En date du même jour, ils furent entendus par un agent du service de police judiciaire, section police des étrangers et des jeux, de la gendarmerie grand-ducale sur l’itinéraire suivi pour venir au Luxembourg et sur leur identité.

Les époux …-… furent entendus séparément en date du 19 octobre 1999 par un agent du ministère de la Justice sur les motifs à la base de leur demande d’asile.

Le ministre de la Justice informa les époux …-…, par décision du 23 mai 2001, notifiée en date du 29 juin 2001, de ce que leur demande avait été rejetée au motif qu’ils n’allégueraient aucune crainte raisonnable de persécution susceptible de rendre leur vie intolérable dans leur pays, de sorte qu’aucune crainte justifiée de persécution en raison d’opinions politiques, de la race, de la religion, de la nationalité ou de l’appartenance à un certain groupe social ne serait établie dans leur chef.

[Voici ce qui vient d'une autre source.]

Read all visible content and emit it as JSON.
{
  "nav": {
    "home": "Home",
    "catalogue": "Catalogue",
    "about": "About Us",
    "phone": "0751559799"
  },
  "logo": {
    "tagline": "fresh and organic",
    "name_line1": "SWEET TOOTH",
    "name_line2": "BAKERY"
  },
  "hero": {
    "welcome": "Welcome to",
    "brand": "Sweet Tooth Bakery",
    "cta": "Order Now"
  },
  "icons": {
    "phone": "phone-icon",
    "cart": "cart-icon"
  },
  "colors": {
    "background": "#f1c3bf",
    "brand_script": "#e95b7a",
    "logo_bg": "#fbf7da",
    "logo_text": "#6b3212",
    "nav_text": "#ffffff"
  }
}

Le recours gracieux introduit par les époux …-… suivant courrier de leur mandataire du 29 juillet 2001 s’étant soldé par une décision confirmative du même ministre du 8 août 2001, ils ont fait introduire un recours en réformation à l’encontre des deux décisions ministérielles des 23 mai et 8 août 2001 par requête déposée le 11 septembre 2001.

L’article 12 de la loi modifiée du 3 avril 1996 portant création 1. d’une procédure relative à l’examen d’une demande d’asile, 2. d’un régime de protection temporaire, instaurant un recours au fond en matière de demandes d’asile déclarées non fondées, le tribunal est compétent pour connaître du recours en réformation qui est recevable pour avoir été introduit dans les formes et délai de la loi.

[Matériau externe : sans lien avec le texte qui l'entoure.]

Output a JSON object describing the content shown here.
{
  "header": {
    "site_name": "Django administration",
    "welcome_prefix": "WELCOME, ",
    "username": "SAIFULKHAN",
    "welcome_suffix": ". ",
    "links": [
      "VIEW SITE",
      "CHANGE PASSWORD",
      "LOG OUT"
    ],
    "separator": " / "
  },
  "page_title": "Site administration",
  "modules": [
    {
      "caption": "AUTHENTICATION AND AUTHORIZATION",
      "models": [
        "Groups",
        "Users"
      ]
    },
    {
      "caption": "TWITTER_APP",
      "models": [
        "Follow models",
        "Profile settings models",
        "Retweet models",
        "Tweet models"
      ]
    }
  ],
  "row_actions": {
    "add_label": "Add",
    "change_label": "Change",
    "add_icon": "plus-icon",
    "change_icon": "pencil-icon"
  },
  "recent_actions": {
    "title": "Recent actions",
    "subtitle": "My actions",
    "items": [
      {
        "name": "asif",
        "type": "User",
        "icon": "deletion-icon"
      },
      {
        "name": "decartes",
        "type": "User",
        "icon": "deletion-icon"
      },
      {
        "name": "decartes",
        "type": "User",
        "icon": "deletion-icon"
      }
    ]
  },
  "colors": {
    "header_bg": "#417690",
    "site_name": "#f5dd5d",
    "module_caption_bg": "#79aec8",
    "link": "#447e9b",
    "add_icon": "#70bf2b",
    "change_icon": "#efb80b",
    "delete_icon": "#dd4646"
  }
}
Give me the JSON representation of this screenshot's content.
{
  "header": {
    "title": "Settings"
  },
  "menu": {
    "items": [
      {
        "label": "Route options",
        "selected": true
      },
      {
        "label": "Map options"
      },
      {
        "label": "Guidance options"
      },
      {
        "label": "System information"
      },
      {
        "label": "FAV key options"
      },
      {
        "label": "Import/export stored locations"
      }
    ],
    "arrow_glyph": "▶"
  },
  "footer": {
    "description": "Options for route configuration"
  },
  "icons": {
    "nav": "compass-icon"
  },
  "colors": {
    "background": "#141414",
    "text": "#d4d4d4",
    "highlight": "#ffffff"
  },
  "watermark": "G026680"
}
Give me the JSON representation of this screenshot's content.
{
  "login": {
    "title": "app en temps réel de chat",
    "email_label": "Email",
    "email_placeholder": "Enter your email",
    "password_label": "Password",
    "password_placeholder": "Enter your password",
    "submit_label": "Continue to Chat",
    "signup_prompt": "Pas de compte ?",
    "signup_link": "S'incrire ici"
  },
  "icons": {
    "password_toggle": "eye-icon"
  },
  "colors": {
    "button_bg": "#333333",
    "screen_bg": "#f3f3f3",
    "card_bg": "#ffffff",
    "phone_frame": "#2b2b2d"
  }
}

Il convient de relever liminairement que l’Etat, quoique valablement informé par une notification par la voie du greffe du dépôt de la requête introductive d’instance du demandeur, n’a pas fait déposer de mémoire en réponse. Nonobstant ce fait, l’affaire est néanmoins réputée jugée contradictoirement en vertu de l’article 6 de la loi modifiée du 21 juin 1999 portant règlement de procédure devant les juridictions administratives.

Les demandeurs reprochent tout d’abord au ministre de ne pas avoir respecté un délai raisonnable au sens de la Convention Européenne des Droits de l’Homme, alors que leur demande d’asile date du 2 octobre 1998 et que le ministre aurait été en possession de tous les éléments requis pour instruire leur demande dans un délai raisonnable, de manière que les décisions entreprises devraient encourir l’annulation pour détournement de pouvoir.

Il convient en premier lieu de relever qu’il est établi par les pièces versées au dossier que préalablement à la décision ministérielle déférée, les demandeurs ont fait l’objet d’auditions détaillées et individuelles par un agent du service de police judiciaire, ainsi que par un agent du ministère de la Justice en présence d’un traducteur assermenté.

En ce qui concerne la durée qui s’est écoulée entre l’audition des demandeurs et la prise des décisions entreprises, force est de constater que les demandeurs restent en défaut d’indiquer en quoi leurs droits auraient été lésés, étant donné que, d’une part, le ministre de la Justice est appelé à statuer sur base des déclarations des demandeurs en tenant compte de la situation telle qu’elle se présente à l’heure où il statue, c’est-à-dire qu’il doit tenir compte des changements de situation qui sont intervenus depuis l’audition du demandeur d’asile et qui sont de nature à influencer le sort à réserver à la demande d’asile et, d’autre part, les demandeurs n’indiquent pas dans leur recours en quoi leur situation particulière ou celle de leur pays d’origine auraient évolué depuis leurs auditions sans que pareil changement n’ait été pris en considération par le ministre dans le cadre de sa décision initiale du 23 mai 2001 ou de celle confirmative du 8 août suivant.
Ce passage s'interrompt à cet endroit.